US monetary policy
The Federal Reserve lowers the key interest rate again
The US Federal Reserve made its interest rate decision under difficult conditions: the key interest rate was reduced for the third time in a row. Central Bank Chairman Powell continues to be under massive pressure.
The US Federal Reserve (Fed) has cut its key interest rate for the third time in a row. It was again reduced by a quarter point to the new range of 3.50 to 3.75 percent.
The Fed reduced the key monetary policy rate in September for the first time this year and increased it in October. This was justified by signals of weakness from the labor market.
Difficult external conditions
The monetary authorities had to make their decision under difficult conditions. Due to the government’s 43-day budget shutdown in October and November, important official data on the labor market and inflation are missing. The central bankers therefore had to rely more than usual on estimates from private institutes and their own surveys.
In September, consumer prices had risen to 3.0 percent compared to the previous year, well above the Fed’s medium-term inflation target of 2.0 percent. That would speak against a reduction in interest rates. However, experts had feared an even stronger increase, meaning that concerns about the US labor market outweigh the inflation problem.
With its interest rate decisions, the US Federal Reserve is trying to find a compromise between stable prices and as many full-time employees as possible. If the key interest rate is too high, it slows down the economy because borrowing costs are too high. Although a lower interest rate stimulates growth and the labor market, it can increase inflation.
Powell has been under pressure for a long time
There are also statements from US President Donald Trump. In recent months, Fed Chairman Jerome Powell has repeatedly put pressure on him with calls for significant interest rate cuts – also in order to stimulate the housing market. The Republican wants to address concerns about the general affordability of housing before the important midterm elections next year.

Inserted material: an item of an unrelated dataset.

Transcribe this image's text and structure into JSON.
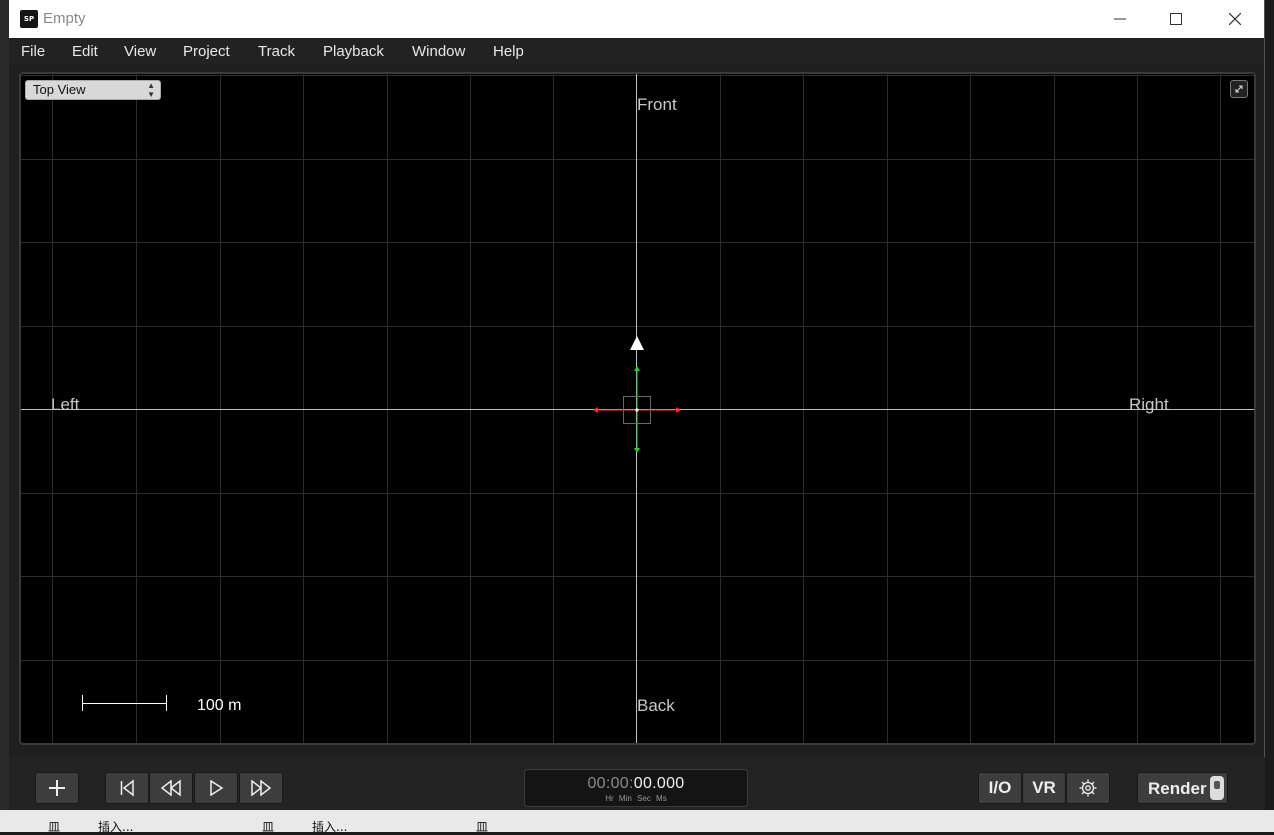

Outgoing Fed Chairman Powell’s term ends in May. Trump has announced that he will nominate a successor in early 2026. Trump advisor Kevin Hassett is considered a promising candidate.
Experts warn against excessively loose interest rate policy
Experts warn that raising interest rates too quickly could backfire. If the Fed loosens more aggressively than markets think is warranted, investors could view it as inflationary, said Citigroup chief economist Nathan Sheets. This would drive up long-term interest rates, including mortgage rates. This would throttle the very sector that Trump actually wants to strengthen. “That would stifle the real estate market,” Sheets said.
Elmar Völker, economist at LBBW, therefore expects a break in interest rates at the beginning of next year. “We do not expect another interest rate adjustment before early summer 2026, when the Fed chairmanship changes. Overall, in line with the current Fed consensus, we only expect an interest rate cut of 25 basis points for 2026.”
Fed issues new forecasts
The Fed now expects more growth next year than before. The central bank now expects a median increase of 2.3 percent for 2026 – in September the experts had predicted 1.8 percent for the new year. Economic expectations for the coming year rose slightly to 1.7 percent (previously 1.6 percent).
Meanwhile, inflation is likely to ease in 2026: Despite Trump’s aggressive tariff policy, the central bank now expects a figure of 2.4 percent instead of the previous 2.6 percent. The experts had predicted an inflation rate of 3.0 percent for 2025 – now they expect 2.9 percent.